Januari 2016, pemerintah pangkas harga gas industri
"Kami ingin mendorong supaya industri hilir hidup."
Pemerintah bakal menurunkan harga gas untuk industri per 1 Januari 2016. Itu dinilai bakal meringankan beban industri padat karya.
"Kami ingin mendorong supaya industri hilir hidup.

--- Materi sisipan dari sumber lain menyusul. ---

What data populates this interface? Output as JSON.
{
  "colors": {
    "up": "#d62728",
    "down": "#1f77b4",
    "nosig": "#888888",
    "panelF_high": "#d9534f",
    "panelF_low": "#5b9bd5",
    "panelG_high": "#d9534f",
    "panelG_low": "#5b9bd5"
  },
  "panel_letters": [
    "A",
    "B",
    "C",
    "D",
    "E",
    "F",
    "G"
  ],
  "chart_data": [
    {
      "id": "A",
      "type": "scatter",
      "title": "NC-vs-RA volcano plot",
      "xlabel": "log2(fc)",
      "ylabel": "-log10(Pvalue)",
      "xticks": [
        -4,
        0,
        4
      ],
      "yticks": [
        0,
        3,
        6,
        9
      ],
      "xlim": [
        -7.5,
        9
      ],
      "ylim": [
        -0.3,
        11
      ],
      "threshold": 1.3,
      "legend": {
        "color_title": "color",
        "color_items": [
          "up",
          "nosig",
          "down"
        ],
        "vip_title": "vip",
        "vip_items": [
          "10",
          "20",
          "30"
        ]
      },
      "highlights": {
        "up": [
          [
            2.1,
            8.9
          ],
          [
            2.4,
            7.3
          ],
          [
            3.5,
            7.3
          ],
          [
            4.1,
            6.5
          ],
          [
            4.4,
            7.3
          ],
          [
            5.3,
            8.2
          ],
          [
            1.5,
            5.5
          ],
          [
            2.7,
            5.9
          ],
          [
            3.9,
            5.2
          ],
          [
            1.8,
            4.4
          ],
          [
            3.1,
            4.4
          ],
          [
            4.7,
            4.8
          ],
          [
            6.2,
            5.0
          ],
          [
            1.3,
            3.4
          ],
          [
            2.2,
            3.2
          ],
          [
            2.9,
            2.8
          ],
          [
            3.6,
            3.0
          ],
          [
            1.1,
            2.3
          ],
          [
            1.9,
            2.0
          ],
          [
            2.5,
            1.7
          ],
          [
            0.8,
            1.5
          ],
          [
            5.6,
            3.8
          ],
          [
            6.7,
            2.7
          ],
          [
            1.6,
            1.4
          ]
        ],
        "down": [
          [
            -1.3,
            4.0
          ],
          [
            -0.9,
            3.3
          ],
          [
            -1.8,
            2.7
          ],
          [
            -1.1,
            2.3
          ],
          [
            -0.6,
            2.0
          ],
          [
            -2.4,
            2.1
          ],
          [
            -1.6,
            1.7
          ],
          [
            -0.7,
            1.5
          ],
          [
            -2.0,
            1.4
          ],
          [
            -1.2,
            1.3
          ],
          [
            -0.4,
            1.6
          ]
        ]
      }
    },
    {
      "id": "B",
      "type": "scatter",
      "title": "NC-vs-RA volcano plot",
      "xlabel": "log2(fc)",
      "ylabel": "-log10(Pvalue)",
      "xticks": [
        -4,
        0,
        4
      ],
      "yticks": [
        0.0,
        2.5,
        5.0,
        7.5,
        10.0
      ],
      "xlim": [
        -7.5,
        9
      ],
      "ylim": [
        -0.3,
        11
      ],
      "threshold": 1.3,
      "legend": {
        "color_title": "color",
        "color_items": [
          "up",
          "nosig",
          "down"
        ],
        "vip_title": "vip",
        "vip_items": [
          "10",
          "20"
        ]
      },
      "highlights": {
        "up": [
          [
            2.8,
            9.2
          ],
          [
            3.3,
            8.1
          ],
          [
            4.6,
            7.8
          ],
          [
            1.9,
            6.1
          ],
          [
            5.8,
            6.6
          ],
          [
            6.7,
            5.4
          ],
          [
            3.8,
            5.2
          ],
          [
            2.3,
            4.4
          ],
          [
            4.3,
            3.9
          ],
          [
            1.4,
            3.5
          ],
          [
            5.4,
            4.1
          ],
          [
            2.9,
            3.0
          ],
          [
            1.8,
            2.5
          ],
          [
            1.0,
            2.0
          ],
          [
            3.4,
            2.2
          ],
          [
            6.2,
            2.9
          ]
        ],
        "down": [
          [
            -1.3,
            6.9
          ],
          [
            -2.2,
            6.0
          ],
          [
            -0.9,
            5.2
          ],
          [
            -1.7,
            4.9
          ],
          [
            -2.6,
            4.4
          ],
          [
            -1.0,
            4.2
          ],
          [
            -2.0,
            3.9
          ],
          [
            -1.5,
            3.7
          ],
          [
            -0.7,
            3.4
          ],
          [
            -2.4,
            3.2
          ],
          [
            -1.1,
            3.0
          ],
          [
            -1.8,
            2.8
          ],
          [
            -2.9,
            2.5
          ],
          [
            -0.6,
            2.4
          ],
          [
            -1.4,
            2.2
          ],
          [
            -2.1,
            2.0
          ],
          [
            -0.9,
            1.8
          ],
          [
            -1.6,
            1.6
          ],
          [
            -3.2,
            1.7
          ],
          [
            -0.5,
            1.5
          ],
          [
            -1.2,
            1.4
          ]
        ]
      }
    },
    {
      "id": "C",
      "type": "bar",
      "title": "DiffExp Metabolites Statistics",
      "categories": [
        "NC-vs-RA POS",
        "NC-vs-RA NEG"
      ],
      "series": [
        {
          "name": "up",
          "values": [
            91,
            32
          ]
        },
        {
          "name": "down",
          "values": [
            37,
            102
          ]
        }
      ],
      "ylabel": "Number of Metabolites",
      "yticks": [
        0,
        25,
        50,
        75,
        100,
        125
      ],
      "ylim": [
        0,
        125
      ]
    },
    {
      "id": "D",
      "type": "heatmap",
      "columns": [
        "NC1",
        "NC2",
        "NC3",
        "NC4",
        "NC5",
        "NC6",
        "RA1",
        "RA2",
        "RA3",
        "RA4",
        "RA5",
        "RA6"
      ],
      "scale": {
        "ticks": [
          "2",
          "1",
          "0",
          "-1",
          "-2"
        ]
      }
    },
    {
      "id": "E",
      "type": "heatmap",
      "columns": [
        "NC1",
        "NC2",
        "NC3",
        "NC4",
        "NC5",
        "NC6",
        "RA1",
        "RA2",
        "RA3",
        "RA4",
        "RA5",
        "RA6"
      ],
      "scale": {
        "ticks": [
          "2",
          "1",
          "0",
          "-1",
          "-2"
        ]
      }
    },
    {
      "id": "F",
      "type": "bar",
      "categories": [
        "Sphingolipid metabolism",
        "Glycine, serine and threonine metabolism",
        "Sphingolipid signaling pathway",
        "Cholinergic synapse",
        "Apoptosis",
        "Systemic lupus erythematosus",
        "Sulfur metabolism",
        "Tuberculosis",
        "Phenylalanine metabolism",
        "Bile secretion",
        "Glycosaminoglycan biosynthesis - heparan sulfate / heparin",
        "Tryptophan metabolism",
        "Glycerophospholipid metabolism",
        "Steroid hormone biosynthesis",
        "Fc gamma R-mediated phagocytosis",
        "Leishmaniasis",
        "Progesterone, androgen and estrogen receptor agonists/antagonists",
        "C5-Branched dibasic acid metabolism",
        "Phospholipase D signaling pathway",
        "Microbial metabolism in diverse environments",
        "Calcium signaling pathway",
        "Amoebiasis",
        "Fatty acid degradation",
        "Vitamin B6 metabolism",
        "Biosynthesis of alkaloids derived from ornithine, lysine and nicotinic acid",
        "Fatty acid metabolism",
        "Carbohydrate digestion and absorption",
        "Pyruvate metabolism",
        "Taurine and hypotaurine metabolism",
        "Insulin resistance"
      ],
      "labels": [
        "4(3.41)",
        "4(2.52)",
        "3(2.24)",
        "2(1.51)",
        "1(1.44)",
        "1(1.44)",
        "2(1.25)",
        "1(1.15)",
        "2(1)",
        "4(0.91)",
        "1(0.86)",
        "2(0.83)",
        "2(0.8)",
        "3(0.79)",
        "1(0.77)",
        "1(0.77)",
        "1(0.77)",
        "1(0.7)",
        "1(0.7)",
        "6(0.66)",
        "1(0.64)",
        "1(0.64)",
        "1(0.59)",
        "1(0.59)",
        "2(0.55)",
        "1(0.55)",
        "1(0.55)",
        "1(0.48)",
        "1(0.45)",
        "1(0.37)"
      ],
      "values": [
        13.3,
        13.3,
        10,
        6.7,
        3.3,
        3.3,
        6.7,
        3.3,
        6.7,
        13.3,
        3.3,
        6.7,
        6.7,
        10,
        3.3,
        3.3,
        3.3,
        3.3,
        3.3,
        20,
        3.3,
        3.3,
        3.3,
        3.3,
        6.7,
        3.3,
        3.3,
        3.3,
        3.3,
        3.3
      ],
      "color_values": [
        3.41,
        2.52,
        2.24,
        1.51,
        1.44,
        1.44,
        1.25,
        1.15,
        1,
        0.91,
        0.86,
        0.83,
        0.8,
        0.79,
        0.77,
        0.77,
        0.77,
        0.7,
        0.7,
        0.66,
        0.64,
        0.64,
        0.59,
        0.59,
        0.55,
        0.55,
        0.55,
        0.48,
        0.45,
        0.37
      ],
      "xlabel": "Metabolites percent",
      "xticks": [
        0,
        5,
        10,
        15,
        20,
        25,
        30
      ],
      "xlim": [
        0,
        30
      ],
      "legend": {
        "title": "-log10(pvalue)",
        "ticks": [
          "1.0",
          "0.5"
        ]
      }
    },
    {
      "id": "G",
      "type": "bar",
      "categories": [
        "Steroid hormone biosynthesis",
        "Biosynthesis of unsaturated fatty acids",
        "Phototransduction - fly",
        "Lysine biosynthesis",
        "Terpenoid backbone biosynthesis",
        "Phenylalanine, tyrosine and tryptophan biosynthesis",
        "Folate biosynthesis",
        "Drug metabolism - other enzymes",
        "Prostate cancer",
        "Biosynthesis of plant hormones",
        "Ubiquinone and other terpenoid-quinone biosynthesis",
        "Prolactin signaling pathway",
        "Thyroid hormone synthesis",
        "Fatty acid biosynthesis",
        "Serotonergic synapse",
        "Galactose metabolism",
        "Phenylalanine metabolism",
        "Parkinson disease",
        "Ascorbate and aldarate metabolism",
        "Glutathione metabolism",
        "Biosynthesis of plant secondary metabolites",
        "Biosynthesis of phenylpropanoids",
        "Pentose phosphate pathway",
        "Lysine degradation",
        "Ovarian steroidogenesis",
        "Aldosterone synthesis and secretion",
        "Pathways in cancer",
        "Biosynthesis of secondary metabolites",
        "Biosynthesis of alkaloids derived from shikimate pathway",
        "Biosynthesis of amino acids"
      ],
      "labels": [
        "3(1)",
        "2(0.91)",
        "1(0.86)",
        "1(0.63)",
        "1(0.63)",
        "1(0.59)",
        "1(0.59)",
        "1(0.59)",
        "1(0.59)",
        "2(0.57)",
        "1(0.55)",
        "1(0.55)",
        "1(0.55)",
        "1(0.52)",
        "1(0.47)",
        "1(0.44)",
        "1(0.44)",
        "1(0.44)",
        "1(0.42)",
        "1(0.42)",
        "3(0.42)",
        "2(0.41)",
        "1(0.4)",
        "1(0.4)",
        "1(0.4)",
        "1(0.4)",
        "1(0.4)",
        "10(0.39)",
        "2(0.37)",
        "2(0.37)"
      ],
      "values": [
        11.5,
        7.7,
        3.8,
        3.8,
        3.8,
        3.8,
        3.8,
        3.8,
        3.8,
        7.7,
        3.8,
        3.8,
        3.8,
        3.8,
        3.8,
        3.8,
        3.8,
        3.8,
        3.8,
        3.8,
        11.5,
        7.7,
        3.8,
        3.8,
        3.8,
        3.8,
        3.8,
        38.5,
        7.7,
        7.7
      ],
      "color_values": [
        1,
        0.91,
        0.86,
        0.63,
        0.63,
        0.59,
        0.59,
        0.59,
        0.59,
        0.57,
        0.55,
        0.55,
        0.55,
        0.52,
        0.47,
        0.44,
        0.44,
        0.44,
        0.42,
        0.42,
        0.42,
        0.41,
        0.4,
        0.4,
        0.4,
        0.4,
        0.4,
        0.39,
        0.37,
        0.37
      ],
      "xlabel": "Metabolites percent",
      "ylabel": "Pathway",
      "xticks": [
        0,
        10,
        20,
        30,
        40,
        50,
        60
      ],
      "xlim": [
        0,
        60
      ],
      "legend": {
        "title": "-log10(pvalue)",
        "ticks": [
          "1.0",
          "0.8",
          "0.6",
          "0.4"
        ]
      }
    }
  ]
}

Prioritas perusahaan padat karya yang bahan bakunya gas seperti industri pupuk dan petrokimia, kami siapkan daftarnya," kata Menteri ESDM Sudirman Said, di Istana Negara, Jakarta, Rabu (7/10).
Dia mengungkapkan, pemerintah bakal menurunkan sekitar USD 0-1 per MMBTU jika industri mendapatkan gas dengan harga dalam kontrak USD 6-8 per MMBTU. Jika industri membeli gas dengan harga dalam kontrak di atas USD 8 per MMBTU, maka pemerintah akan menurunkan sekitar USD 1-2 per MMBTU.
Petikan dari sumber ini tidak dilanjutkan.